Issue: Apr 2012


Focus on innovation to drive auto industry into future



Innovation

by Nick Palmen

Innovation is the fuel that powers the motor industry. One of the leaders in the field is ITT Motion Technologies. 

Automotive Industries (AI) asked Luca Savi, president of Motion Technologies, at ITT, how much emphasis the company puts on research and development.

Savi:
Innovation is a key differentiator for ITT, and we invest heavily in R&D. We are investing 1.3 times more than what the competition is doing in research and development. 

AI: What are the main markets that ITT is targeting for investment?

Savi:
Looking at the Motion Technology business, geographically we are expanding into China and North America. We are also developing new products and mixes that will enable us to continuously differentiate ourselves from the competition, and enable us to maintain our technological leadership.

AI: What are the key elements and targets of your strategy?

Savi:
I would summarize it with three points:

1. Differentiate from the competition through better products and friction solutions.
2. Superior customer experience.
3. Deliver real business value to our customers and our customers’ customers.

AI: What efforts do you make to support the global needs of the OEM’s around the world?

Savi:
I would like to give just two examples here:

1. Development of global products to support the globalisation of OEM product ranges.
2. To stay close to the OEMs wherever they are - i.e. local service delivery. An example of this is our investment in a new plant in Wuxi China. Besides the Wuxi factory, ITT has invested in seven other manufacturing enterprises throughout China’s major cities, including Shenyang, Shanghai, Nanjing, Suzhou, and Shenzhen. 

AI: Tell us about your co-operation with OEMs. What projects are you working on at the moment?

Savi:
Since the start of its activities in the 80’s, ITT has been focusing on meeting the needs of OEMs. It was the right decision then, and it is still right today. We are very proud to have the opportunity to develop and deliver a tailored solution to the more successful OEMs.

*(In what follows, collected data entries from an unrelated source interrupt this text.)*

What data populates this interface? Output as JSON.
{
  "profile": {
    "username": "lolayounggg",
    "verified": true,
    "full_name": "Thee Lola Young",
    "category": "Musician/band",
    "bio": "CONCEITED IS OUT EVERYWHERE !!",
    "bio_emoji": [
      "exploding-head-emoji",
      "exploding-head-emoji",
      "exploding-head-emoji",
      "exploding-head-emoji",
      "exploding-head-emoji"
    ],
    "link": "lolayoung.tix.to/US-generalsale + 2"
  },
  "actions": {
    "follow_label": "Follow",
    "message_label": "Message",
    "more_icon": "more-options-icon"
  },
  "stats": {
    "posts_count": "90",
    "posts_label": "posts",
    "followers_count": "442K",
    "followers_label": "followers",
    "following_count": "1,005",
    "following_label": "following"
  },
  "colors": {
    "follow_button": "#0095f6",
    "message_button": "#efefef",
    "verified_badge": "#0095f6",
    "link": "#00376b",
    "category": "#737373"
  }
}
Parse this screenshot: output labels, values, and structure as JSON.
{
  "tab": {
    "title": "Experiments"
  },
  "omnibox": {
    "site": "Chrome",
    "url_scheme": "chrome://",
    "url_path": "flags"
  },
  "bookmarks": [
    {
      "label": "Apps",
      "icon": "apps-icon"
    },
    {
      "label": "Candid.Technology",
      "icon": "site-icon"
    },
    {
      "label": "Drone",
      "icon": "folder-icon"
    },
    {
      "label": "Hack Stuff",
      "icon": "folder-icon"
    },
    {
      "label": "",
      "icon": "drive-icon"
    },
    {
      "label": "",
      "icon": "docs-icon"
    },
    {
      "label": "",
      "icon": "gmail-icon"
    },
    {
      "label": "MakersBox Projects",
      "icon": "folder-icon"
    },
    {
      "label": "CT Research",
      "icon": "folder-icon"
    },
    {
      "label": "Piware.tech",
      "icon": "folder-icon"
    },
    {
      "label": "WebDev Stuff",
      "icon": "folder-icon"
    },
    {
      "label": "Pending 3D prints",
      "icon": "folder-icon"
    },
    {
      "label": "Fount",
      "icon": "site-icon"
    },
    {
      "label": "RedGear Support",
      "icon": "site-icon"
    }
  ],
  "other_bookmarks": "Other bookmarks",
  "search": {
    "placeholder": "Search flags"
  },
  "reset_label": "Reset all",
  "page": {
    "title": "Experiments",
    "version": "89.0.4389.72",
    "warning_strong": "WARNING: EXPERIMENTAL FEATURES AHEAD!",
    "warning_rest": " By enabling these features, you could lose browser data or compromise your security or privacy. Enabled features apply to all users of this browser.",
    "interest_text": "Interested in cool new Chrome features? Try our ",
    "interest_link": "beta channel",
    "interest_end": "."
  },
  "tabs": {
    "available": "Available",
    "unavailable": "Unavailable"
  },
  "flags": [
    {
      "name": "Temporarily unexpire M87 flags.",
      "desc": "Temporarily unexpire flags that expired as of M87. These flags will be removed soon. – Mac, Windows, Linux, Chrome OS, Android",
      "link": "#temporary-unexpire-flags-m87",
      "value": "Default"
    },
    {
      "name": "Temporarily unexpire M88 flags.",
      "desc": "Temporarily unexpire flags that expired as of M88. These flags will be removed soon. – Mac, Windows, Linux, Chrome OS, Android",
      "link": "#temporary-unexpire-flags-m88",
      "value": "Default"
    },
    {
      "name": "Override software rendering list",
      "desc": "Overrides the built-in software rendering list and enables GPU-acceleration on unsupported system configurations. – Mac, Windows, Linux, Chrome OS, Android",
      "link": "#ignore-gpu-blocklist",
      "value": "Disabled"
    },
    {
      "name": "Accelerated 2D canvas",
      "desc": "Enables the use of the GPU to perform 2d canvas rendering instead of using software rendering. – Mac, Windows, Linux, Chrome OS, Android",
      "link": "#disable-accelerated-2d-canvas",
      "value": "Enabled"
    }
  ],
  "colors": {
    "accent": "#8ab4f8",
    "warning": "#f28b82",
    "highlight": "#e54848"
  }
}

AI: What are the biggest challenges in meeting OEMs high technical standards and safety criteria?

Savi:
At this moment the main challenges are linked to the opportunity to develop green products for our customers. One example is providing copper-free products for all the different NAO and LOW STEEL applications. Legislation will allow the use of copper in the short term, but the trend is towards paying more and more attention to key and limited resources like copper.

AI: What progress is ITT making in the development of products for electric vehicles?

Savi:
Plug-in electric vehicle and plug-in hybrid electric vehicle technologies have the potential to displace a significant portion of transportation petroleum consumption by using electricity for all or portions of given trips. A couple of years ago, ITT accepted the challenge to work on its own EV application. Ours are a bit different compared with the classical electric vehicles, where the technical differentiators are the weight distribution (the load is displaced on the back due to the batteries) and the brake application conditions.

Looking at the braking, we must take into account that the electric engine itself can reduce the speed in the first part of a braking cycle. The brakes start working only at lower speeds. This means that the friction material has to be modulated in order to work properly. In addition, in order to save energy, the friction material must be more stable under pressure and temperature to get a lower residual torque. ITT also had to modify the composition of the material and the heat treatment to produce the desired characteristics.

AI: What is the market potential?

Savi:
Market analysts are predicting that the EV positive trend will continue, and the expectation is that sales of electric vehicles will total about 10% of the global production by 2025. This will mean over 10 million vehicles worldwide. Even in this case, despite the current volumes, ITT decided to have a dedicated team focus on the definition of specific materials for these new vehicles.

AI: What would be the key differentiator between the conventional cars and the electric vehicles in the future?

Savi:
Electric vehicle or hybrid electric vehicle technologies still have to overcome some technical challenges. The energy storage system, cost, volume, weight and overall life are the major obstacles in expanding the market. The key differentiators between the conventional vehicles and the electric ones will be the comfort (EV are completely silent) and the absence of pollution in terms of exhaust gases and fine particles. Those factors will become the drivers that will extend the EV market share of urban vehicles.